Never give LLMs unrestricted access to sensitive data. Always implement proper authentication and authorization at the API layer, not just prompt-level filtering. Assume that any data the LLM can access will eventually be extracted by clever prompting.

For Companies

When a security researcher reports a vulnerability, engage seriously. Superficial fixes that don't address the root cause waste everyone's time and leave you exposed. And if you're in a regulated industry, understand that responsible disclosure has its limits — regulatory bodies exist for a reason.

For the AI Community

This vulnerability wasn't unique. As more companies rush to integrate LLMs into their systems, we're going to see more cases of AI agents with excessive permissions.

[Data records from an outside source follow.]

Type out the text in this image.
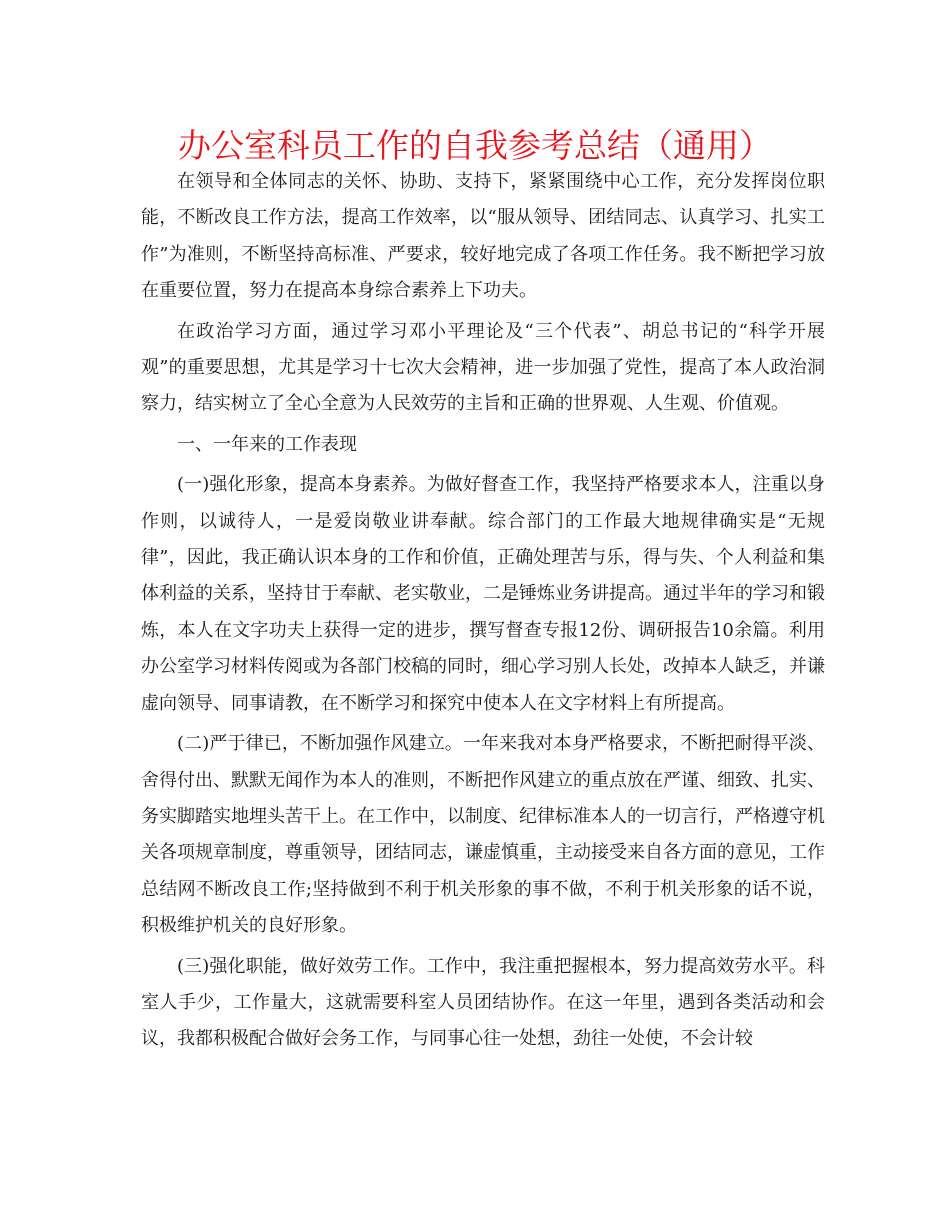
办公室科员工作的自我参考总结（通用）

在领导和全体同志的关怀、协助、支持下，紧紧围绕中心工作，充分发挥岗位职能，不断改良工作方法，提高工作效率，以“服从领导、团结同志、认真学习、扎实工作”为准则，不断坚持高标准、严要求，较好地完成了各项工作任务。我不断把学习放在重要位置，努力在提高本身综合素养上下功夫。

在政治学习方面，通过学习邓小平理论及“三个代表”、胡总书记的“科学开展观”的重要思想，尤其是学习十七次大会精神，进一步加强了党性，提高了本人政治洞察力，结实树立了全心全意为人民效劳的主旨和正确的世界观、人生观、价值观。

一、一年来的工作表现

(一)强化形象，提高本身素养。为做好督查工作，我坚持严格要求本人，注重以身作则，以诚待人，一是爱岗敬业讲奉献。综合部门的工作最大地规律确实是“无规律”，因此，我正确认识本身的工作和价值，正确处理苦与乐，得与失、个人利益和集体利益的关系，坚持甘于奉献、老实敬业，二是锤炼业务讲提高。通过半年的学习和锻炼，本人在文字功夫上获得一定的进步，撰写督查专报12份、调研报告10余篇。利用办公室学习材料传阅或为各部门校稿的同时，细心学习别人长处，改掉本人缺乏，并谦虚向领导、同事请教，在不断学习和探究中使本人在文字材料上有所提高。

(二)严于律已，不断加强作风建立。一年来我对本身严格要求，不断把耐得平淡、舍得付出、默默无闻作为本人的准则，不断把作风建立的重点放在严谨、细致、扎实、务实脚踏实地埋头苦干上。在工作中，以制度、纪律标准本人的一切言行，严格遵守机关各项规章制度，尊重领导，团结同志，谦虚慎重，主动接受来自各方面的意见，工作总结网不断改良工作;坚持做到不利于机关形象的事不做，不利于机关形象的话不说，积极维护机关的良好形象。

(三)强化职能，做好效劳工作。工作中，我注重把握根本，努力提高效劳水平。科室人手少，工作量大，这就需要科室人员团结协作。在这一年里，遇到各类活动和会议，我都积极配合做好会务工作，与同事心往一处想，劲往一处使，不会计较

The solution isn't to slow down AI adoption — it's to implement proper security controls from the start.

The Bigger Picture

This experience reinforced my belief that AI integration isn't just about making models smarter — it's about building secure, reliable systems around them. The LLM is just one component; the security model, the API design, and the system architecture are equally important.

As AI becomes more prevalent, we need more engineers who understand both the potential and the risks. We need people who can build AI systems that are not just powerful, but safe.

That's the work I do now. And if you're building AI systems that handle sensitive data, let's make sure they're secure.

Note: Specific company details have been omitted to protect their identity, but the technical details and timeline are accurate.